The shares of Shree Cement jumped nearly 4% on Thursday even after the company reported an 8% drop in consolidated net profit to Rs 526 crore for Q4 FY26, from Rs 574 crore in the year-ago period, with brokerages still remaining bullish on the cement-maker.
The company released its results for the January-March quarter of the financial year 2026 in the post market hours of Wednesday. The shares of the company sharply surged around 4% to trade at Rs 25,945 apiece on NSE in the morning trading hours of Thursday.
While net profit dipped, revenue from operations surged 10% to Rs 6,1010 crore in the January-March quarter of the financial year 2026, from Rs 5,532 crore reported in the corresponding quarter of the previous financial year.
On a sequential basis however, Shree Cement’s net profit surged 97% from the Rs 267 crore reported in Q3 of the same financial year. Revenue from operations meanwhile rose 27% from Rs 4,801 crore reported in the January-March quarter of FY26.
Total cement sales volume grew by 11% YoY from 9.52 million tonnes to 10.56 million tonnes, while registering 24.5% growth on a quarter-on-quarter basis. Total volume (including clinker sales) also jumped 9.4% YoY from 9.84 million tonnes to 10.77 million tonnes, while increasing 23.2% on a quarter-on-quarter basis.

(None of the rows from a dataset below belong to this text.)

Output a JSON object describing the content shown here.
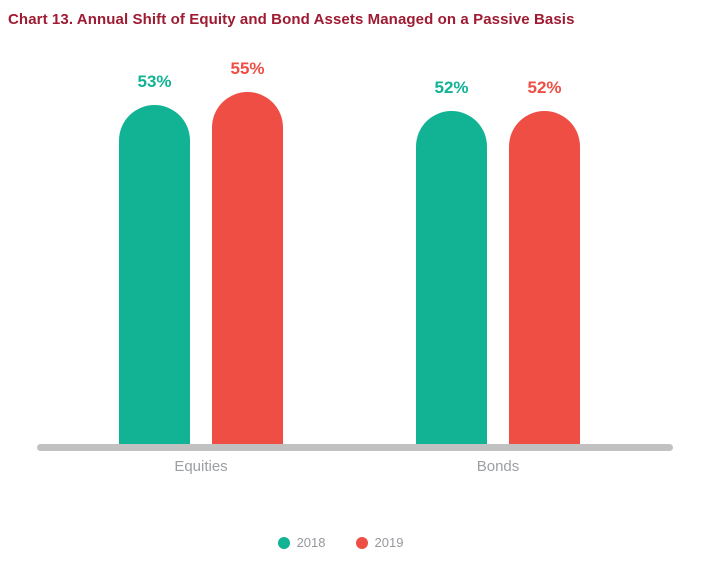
{
  "title": "Chart 13. Annual Shift of Equity and Bond Assets Managed on a Passive Basis",
  "colors": {
    "title": "#9E1B32",
    "axis_line": "#C1C1C1",
    "category_label": "#9B9EA3",
    "legend_text": "#97989C",
    "background": "#FFFFFF"
  },
  "chart_data": {
    "type": "bar",
    "title": "Chart 13. Annual Shift of Equity and Bond Assets Managed on a Passive Basis",
    "categories": [
      "Equities",
      "Bonds"
    ],
    "series": [
      {
        "name": "2018",
        "color": "#12B394",
        "values": [
          53,
          52
        ]
      },
      {
        "name": "2019",
        "color": "#EF4E45",
        "values": [
          55,
          52
        ]
      }
    ],
    "value_suffix": "%",
    "data_labels": [
      {
        "category": "Equities",
        "2018": "53%",
        "2019": "55%"
      },
      {
        "category": "Bonds",
        "2018": "52%",
        "2019": "52%"
      }
    ],
    "ylim": [
      0,
      60
    ],
    "xlabel": "",
    "ylabel": "",
    "grid": false,
    "axis_ticks_visible": false,
    "legend_position": "bottom",
    "legend": [
      "2018",
      "2019"
    ]
  }
}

Along with the Q4 results, Shree Cement announced a final dividend of Rs 70 per equity share for FY26, subject to approval by the members at the upcoming Annual General Meeting (AGM).
Nomura on Shree Cement
Nomura maintained its ‘Buy’ rating on the shares of Shree Cement, with a target price of Rs 28,000 apiece. This implies an upside potential of more than 12% from the stock’s previous closing price of Rs 24,975 apiece on NSE.
The international brokerage noted that the company’s surge in cement volumes were in line with expectations, while EBITDA beat estimates. It however highlighted that the company’s management indicated that fuel cost remained at Rs 1.60/kcal in Q4, and expects a a further 10-12% increase to Rs 1.76-1.80/kcal in the ongoing first quarter of FY27, implying continued cost pressure.
“On the capex front, guidance for FY27E stands at ~INR1.5bn, to be deployed towards RMC expansion, railway sidings, and initial work on the Meghalaya project, with management acknowledging a slowdown in capex and adopting a measured approach,” it added.
JM Financial on Shree Cement
JM Financial maintained its ‘Add’ rating on the stock, but increased its target price by nearly 3% to Rs 28,400 apiece, implying an upside potential of around 14% from the stock’s previous closing price.
The domestic brokerage said that it liked the firm’s better-than-estimated realisation, but did not like the higher than estimated costs. “Incorporating Q4 FY26 performance and improving profitability in UAE operations, we increase our FY27‒FY28E EBITDA estimates by 2-4%. However, lower depreciation guidance led to a sharp increase in EPS estimates,” it said.
Elara Capital on Shree Cement
Elara Capital maintained its ‘Buy’ call on the shares of Shree Cement, with a target price of Rs 31,171 apiece, implying an upside potential of nearly 25% from the previous closing price. The domestic brokerage said that the volume growth accelerated sharply and highlighted the firm’s strong net cash position of Rs 8,400 crore, ET Now reported.
Elara retained its positive stance on the company, citing premiumisation, green energy adoption and cost optimisation initiatives.